Below we explore the volume, price, and revenue forecast for major gold companies, and how Newmont Goldcorp is increasing its market share

Volume Trends

  • Newmont Goldcorp leads the gold mining market with respect to volume sales, with about 6.5 million ounces of gold sold in 2019, followed by Barrick Gold, Kinross Gold, and Freeport-McMoRan, which posted volume sales of 5.5 million, 2.5 million, and 1.0 million, respectively. Newmont and Barrick saw sharp volume growth in 2019 due to mergers with Goldcorp and Randgold Resources, respectively.
  • However, the entire effect of merger with Goldcorp was not incorporated as the deal concluded in April 2019. Thus, with 2020 being the first full year post the deal, Newmont’s gold output is expected to rise further, while Barrick’s is expected to remain flat.
  • All companies except Newmont and Freeport-McMoRan are likely to see their volume decrease from 2019 to 2025 in the absence of any major deal during this period.
  • Newmont Goldcorp’s total asset portfolio along with exploration and processing infrastructure is much superior compared to Barrick Gold, and one of the best in the industry.
  • Freeport’s volume growth is to be mainly driven by a low base in 2019 due to mine transition work at Grasberg.
  • Thus, Newmont is set to outperform its rivals and increase its volume sales from 6.5 million ounces in 2019 to 7.7 million ounces in 2025.

Price Trends

  • Price realization is expected to see a slight uptick for Newmont due to its superior grades and with global gold prices expected to remain elevated.
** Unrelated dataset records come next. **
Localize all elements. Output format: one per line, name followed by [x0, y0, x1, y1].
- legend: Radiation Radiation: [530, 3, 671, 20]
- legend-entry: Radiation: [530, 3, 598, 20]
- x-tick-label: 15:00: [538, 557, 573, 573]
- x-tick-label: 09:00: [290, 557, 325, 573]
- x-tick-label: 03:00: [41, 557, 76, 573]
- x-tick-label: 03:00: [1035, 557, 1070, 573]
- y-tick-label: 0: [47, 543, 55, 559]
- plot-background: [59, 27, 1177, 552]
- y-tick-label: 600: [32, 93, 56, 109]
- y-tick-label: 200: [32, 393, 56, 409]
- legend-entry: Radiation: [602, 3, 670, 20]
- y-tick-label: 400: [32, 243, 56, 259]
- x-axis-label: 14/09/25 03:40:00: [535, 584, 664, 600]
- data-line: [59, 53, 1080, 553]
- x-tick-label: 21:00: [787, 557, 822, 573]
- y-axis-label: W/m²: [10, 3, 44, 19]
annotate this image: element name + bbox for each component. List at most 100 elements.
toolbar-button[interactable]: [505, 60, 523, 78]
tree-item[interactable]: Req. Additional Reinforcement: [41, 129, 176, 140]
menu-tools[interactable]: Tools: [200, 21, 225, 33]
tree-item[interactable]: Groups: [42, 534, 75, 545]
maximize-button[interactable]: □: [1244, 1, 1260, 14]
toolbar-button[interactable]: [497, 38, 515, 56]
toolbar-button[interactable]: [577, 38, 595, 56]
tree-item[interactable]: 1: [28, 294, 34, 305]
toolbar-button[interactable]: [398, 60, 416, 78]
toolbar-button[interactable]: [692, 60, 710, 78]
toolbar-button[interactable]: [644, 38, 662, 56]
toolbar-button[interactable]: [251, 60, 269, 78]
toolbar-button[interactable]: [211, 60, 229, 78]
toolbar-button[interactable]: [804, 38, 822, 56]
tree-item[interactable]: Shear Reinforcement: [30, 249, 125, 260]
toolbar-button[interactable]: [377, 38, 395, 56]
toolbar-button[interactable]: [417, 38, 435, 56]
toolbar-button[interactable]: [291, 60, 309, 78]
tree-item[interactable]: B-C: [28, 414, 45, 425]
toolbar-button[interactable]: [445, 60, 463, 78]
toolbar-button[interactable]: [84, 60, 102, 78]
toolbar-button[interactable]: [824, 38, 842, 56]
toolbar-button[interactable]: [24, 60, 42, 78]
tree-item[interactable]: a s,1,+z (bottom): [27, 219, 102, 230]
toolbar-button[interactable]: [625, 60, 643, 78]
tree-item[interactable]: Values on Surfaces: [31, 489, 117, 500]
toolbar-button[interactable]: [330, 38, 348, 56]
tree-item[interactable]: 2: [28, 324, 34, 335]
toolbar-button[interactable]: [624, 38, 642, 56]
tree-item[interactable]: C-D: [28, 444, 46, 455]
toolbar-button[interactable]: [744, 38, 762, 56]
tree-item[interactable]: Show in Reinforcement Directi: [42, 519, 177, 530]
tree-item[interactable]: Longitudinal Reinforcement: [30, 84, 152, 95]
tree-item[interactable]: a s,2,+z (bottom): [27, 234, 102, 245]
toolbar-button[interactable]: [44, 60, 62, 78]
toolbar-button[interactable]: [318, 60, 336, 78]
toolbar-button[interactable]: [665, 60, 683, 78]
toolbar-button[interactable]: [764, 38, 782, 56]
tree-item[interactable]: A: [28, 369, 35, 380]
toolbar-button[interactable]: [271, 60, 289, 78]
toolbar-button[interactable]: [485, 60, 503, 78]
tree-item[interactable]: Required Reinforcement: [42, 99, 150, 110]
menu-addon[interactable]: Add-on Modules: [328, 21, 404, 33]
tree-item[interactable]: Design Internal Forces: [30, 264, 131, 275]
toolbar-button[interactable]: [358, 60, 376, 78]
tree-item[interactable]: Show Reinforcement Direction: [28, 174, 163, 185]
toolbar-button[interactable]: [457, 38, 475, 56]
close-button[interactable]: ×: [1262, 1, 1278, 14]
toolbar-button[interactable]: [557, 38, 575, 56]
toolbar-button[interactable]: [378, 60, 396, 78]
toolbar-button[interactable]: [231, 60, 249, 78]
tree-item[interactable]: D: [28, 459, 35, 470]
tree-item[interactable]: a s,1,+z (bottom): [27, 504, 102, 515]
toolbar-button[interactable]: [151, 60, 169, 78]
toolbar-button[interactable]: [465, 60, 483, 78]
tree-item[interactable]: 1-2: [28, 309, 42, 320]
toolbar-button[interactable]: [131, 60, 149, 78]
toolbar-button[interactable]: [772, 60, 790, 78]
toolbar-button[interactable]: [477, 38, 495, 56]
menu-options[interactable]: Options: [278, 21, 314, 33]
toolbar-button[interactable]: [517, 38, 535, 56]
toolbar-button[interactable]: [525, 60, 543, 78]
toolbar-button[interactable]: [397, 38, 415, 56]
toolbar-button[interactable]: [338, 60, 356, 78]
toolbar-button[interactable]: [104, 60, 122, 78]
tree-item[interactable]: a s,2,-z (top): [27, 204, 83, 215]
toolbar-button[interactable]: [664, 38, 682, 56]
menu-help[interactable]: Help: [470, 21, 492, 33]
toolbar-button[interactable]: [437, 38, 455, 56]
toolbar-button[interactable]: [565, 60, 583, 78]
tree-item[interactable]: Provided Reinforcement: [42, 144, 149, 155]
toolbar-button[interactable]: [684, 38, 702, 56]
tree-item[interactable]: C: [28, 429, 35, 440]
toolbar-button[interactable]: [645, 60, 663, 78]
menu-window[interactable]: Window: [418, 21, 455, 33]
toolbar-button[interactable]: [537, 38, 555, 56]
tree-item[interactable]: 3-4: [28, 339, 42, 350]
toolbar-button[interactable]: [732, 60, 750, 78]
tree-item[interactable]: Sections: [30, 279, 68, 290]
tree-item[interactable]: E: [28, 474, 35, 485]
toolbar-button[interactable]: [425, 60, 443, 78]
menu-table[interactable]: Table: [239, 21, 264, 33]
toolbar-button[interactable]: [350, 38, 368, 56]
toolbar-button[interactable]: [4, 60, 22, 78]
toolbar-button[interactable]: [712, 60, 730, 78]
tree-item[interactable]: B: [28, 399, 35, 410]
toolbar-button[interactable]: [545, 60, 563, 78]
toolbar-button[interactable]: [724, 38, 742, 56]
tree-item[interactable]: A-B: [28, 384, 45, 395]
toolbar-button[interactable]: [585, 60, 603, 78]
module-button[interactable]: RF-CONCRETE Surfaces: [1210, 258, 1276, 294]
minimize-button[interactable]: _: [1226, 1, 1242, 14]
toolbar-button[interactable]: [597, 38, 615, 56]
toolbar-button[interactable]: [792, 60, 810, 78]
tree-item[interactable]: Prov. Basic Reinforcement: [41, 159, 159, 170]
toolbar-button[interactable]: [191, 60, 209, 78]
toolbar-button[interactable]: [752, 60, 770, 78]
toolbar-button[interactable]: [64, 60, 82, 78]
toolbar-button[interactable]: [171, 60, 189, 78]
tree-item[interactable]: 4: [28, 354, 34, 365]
Newmont’s price realization is expected to rise from $1,400/ounce in 2019 to $1,490/ounce by 2025.
  • Barrick could see lower price realization as lower-grade ores from its African mines begin to form a major portion of its portfolio.
  • Freeport-McMoRan’s and Kinross’ price realization is expected to remain range bound around $1,380-$1,400.
  • Thus, Newmont’s output is likely to see higher growth in prices compared to its rivals.

Rise in Revenue and Market Share

  • Newmont is expected to see a growth of 27% as its revenue is likely to grow from $9 billion in 2019 to $11.5 billion in 2025. Barrick and Kinross could see a slight reduction in revenue base. Though FCX’s revenue base is expected to expand, it is mostly due to a low base in 2019.
  • Newmont Goldcorp’s market share in the gold market is expected to rise from 39.1% in 2019 to reach 45% by 2025.
  • This compares with Barrick’s Market share decline from 39.7% in 2019 to 30.4% in 2025; Kinross’ market share decline from 15.1% in 2019 to 12.1% in 2025; and Freeport-McMoRan’s market share growth from 6% in 2019 to 12.5% in 2025.

Thus, Newmont-Goldcorp, with a higher market share in the medium term, is likely to be the dominant player in the gold sector, primarily benefiting from inorganic growth strategies, superior processing infrastructure, higher-grade ores, geographic diversification, and elevated global gold price levels.